There seemed to be two different ways to go about getting converting our 3D depth data to audio: a smart way and a dumb way. The smart way would try to use advanced computer vision techniques such as edge detection, plane detection, object detection, and facial recognition to process the depth data in real time and attempt to decide what was important to the user, and then use different audio signals to describe different types of objects and landscapes around them. The dumb way was to perform no advanced computer vision, and instead use the most direct possible mapping of 3D space to sound and rely on the brain's inherent ability to restructure itself and figure out new ways to use the senses.

Computer Vision

Pros: Potentially provides more detail and pertinent information to the user

Cons: Could be dangerous if it gets confused, hard to make reliable and effective, computationally intensive

Simple Depth-To-Audio

Pros: Less computationally intensive, makes the brain do the heavy lifting, potentially faster response and lag time

Cons: Possibly lower signal-to-noise ratio and less perceptible detail

The smart way sounds pretty sexy and much more high-tech, but none of us had a background in advanced computer vision and the dumb way had it's own upsides. For example, a recent Wired article discusses how a blind woman can perceive her surroundings in incredible detail using an amazing program called the vOICe, using simply a low-resolution black and white webcam. Her brain was able to retrain itself to interpret audio as visual data with fantastic success. The vOICe has a very simple algorithm, in which distance corresponds to volume and pitch corresponds to vertical position.

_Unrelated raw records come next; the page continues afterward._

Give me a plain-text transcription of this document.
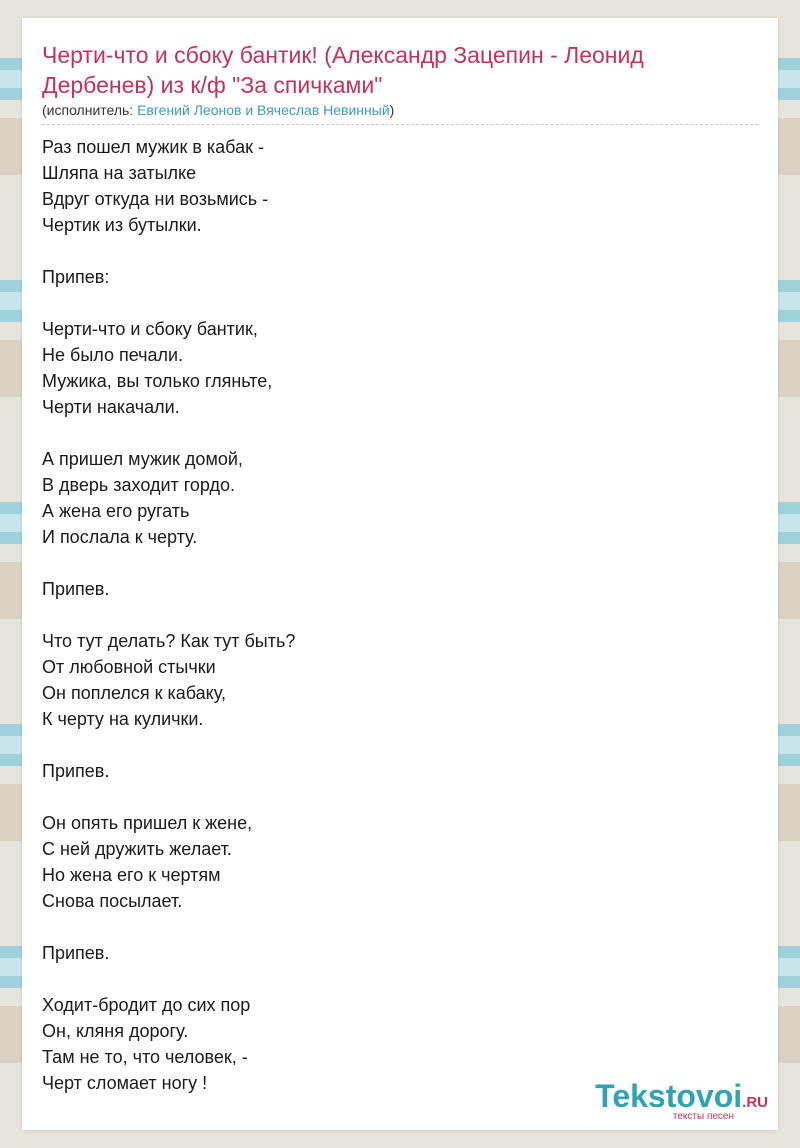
Черти-что и сбоку бантик! (Александр Зацепин - Леонид Дербенев) из к/ф "За спичками"
(исполнитель: Евгений Леонов и Вячеслав Невинный)
Раз пошел мужик в кабак -
Шляпа на затылке
Вдруг откуда ни возьмись -
Чертик из бутылки.
Припев:
Черти-что и сбоку бантик,
Не было печали.
Мужика, вы только гляньте,
Черти накачали.
А пришел мужик домой,
В дверь заходит гордо.
А жена его ругать
И послала к черту.
Припев.
Что тут делать? Как тут быть?
От любовной стычки
Он поплелся к кабаку,
К черту на кулички.
Припев.
Он опять пришел к жене,
С ней дружить желает.
Но жена его к чертям
Снова посылает.
Припев.
Ходит-бродит до сих пор
Он, кляня дорогу.
Там не то, что человек, -
Черт сломает ногу !	Tekstovoi.RU
тексты песен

We were inspired by this amazing success with such a simple algorithm. Before seeing this article, we had tried a few similar algorithms with limited success. We attempted to divide the depth data into a number of rectangular regions and pulse sound at a rate corresponding to the average distance of each region. However, having sound output simultaneously from every angle of depth data quickly became an unintelligible mess, even with very low resolutions. The trick used in the vOICe, and the latest version of our audio generation software, is to pan the audio from left-to-right at a user configurable rate. That way, the user will hear sounds from one horizontal angle at a time, rather than the whole depth image simultaneously.

Below is a pseudo-code block to demonstrate the algorithm.

Sounds[4] = SoundSources
Regions[4][4] = GetRegions(DepthData)
#X is horizontal position in depth data and in spatial sound position (L-R panning)
#Y is vertical position in depth data and pitch of sound
while(1):
    for x in range(0, 4):
        StopSounds(Sounds)
        for y in range(0, 4):
            Sounds[y].Volume = Regions[x][y].AverageDepth
            Sounds[y].Pitch = Coefficient * y
            Sounds[y].HorizontalPosition = x
        PlaySounds(Sounds)
        Sleep(0.25 seconds)

 Obviously we had far more than 4 horizontal and vertical points, and the real code is in C++ (attached in the file list) so it's a lot more confusing. We also added another program that opens a GUI that allows the user to adjust several parameters, such as the rate of left-to-right looping, the maximum and minimum pitch, the number of horizontal steps, and more.